M’eût-il fait plus de mal encore, si une créature humaine en pouvait supporter davantage, je l’aimerais ; il m’a tirée un moment de la boue pour m’initier au bonheur des anges. Il a reçu dans son âme pure mon âme honteusement malade, et il l’a guérie ; il m’a aimée, moi prostituée, moi vendue.
Je l’aime, et cet amour remplira toute ma vie, ou plutôt il sera toute ma vie.
Non, je ne retomberai pas du ciel où il m’a élevée dans la boue dont il m’a tirée ; non, après avoir goûté l’ambroisie, je ne m’enivrerai pas d’un vin grossier : aucun homme ne touchera mes lèvres, encore brûlantes du dernier baiser de Maurice.
Je mourrai de douleur, je mourrai de faim, mais je ne mourrai pas de honte ; je mourrai digne d’être pleurée par lui, et si jamais son regard tombe sur moi, je n’aurai pas à rougir ni à détourner les yeux.
Mes vêtemens pauvres seront un honneur pour moi, que l’on prie à genoux de vouloir bien être riche ; j’en serai fière et heureuse.
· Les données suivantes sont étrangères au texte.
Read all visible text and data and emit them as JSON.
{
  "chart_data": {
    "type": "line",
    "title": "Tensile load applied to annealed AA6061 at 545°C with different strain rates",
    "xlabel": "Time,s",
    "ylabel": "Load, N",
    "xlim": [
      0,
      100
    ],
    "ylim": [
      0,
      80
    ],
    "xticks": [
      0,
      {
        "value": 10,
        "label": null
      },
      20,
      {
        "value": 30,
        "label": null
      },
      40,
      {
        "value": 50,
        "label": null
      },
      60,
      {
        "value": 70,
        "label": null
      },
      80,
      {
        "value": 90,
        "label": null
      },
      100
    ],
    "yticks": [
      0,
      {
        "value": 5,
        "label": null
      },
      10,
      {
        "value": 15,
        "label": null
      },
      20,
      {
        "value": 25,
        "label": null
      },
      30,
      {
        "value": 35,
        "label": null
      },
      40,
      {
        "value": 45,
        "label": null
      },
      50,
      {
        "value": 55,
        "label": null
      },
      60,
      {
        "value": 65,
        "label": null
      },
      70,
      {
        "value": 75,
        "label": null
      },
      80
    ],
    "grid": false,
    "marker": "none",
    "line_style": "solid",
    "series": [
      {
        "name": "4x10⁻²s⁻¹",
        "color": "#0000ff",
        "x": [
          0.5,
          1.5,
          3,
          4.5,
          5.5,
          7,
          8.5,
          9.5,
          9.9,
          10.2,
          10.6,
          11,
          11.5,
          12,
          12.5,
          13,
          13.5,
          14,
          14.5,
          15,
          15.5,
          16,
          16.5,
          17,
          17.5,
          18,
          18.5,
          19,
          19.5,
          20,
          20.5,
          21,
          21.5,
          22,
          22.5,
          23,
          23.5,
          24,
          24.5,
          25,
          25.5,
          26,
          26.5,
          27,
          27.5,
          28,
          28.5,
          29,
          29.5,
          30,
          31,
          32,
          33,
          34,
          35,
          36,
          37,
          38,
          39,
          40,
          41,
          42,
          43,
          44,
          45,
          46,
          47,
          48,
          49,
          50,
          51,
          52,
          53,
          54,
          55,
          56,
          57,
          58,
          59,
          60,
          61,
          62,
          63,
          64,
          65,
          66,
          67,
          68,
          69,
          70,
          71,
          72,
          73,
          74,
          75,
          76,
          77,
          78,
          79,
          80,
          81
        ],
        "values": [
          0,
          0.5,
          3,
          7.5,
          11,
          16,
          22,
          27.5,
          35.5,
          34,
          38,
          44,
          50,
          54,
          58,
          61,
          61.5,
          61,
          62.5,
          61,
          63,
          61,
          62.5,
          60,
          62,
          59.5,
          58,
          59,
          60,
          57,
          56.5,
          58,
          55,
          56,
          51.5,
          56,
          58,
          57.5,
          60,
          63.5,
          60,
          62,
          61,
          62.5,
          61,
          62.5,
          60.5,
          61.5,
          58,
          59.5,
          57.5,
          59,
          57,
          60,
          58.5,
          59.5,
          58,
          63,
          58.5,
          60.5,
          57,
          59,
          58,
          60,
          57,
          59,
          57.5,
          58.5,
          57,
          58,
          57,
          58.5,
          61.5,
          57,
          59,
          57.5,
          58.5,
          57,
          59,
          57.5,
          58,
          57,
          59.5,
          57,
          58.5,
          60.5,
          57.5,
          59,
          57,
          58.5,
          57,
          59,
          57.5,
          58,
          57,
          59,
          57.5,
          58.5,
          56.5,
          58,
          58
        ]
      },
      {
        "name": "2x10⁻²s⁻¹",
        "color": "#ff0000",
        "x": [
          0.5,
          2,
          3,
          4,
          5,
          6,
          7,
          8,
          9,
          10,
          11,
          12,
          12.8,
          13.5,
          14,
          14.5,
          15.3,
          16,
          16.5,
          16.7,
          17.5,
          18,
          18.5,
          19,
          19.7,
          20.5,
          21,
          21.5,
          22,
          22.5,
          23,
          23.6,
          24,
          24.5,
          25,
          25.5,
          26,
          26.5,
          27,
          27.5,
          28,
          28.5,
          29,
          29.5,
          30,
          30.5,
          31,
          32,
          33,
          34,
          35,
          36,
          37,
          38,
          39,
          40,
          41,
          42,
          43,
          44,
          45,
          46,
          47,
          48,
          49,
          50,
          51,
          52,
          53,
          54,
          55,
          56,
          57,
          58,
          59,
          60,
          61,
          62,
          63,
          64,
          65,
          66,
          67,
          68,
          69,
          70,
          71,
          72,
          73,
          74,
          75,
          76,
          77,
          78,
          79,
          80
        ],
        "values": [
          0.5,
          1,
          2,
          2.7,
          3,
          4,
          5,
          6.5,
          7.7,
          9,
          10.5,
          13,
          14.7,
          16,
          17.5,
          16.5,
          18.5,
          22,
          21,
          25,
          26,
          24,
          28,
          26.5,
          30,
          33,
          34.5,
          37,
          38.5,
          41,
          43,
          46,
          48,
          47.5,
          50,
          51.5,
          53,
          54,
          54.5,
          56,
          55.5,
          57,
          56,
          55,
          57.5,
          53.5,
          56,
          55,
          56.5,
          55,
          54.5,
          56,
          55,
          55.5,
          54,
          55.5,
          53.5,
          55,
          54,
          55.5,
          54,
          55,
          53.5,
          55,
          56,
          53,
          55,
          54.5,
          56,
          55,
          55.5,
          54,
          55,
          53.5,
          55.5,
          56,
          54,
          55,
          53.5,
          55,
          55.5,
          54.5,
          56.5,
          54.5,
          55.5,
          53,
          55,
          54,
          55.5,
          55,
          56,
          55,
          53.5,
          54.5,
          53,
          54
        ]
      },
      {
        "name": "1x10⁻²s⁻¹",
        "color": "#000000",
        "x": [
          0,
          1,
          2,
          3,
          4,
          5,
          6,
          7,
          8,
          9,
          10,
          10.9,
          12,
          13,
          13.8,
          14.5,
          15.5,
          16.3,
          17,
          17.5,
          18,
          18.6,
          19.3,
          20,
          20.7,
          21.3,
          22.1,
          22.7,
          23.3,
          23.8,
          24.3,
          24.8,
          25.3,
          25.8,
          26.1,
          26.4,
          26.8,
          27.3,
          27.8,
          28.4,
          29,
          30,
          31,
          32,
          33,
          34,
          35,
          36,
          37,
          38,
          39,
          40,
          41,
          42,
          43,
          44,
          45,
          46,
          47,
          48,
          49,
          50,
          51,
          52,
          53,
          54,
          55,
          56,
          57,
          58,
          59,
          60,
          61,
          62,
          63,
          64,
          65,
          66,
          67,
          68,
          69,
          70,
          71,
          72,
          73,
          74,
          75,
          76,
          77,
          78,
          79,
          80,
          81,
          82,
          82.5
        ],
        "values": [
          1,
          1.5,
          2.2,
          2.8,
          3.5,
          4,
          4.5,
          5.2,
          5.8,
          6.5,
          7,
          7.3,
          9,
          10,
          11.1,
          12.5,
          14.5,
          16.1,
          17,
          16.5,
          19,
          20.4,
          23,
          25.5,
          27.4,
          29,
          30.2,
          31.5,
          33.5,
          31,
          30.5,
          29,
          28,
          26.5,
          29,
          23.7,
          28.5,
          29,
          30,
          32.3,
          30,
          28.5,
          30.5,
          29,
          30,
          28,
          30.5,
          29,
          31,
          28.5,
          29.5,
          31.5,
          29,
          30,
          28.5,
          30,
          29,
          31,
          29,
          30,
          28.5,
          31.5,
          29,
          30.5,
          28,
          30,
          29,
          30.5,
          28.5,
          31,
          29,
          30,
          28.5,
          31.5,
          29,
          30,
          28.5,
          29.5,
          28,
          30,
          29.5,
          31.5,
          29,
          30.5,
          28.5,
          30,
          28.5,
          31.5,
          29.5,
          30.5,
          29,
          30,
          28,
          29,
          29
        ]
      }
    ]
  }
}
Ô mon Dieu ! dit-elle en pleurant, j’ai été trop heureuse, j’ai savouré des délices que votre puissance peut-être ne pourrait faire plus ineffables.
Je dois expier maintenant et mes erreurs et aussi mes joies.
Quand j’aurai longtemps souffert, je croirai avoir payé mon bonheur ; il sera à moi, et je ne jouirai plus de son souvenir avec crainte, comme d’un bien mal acquis.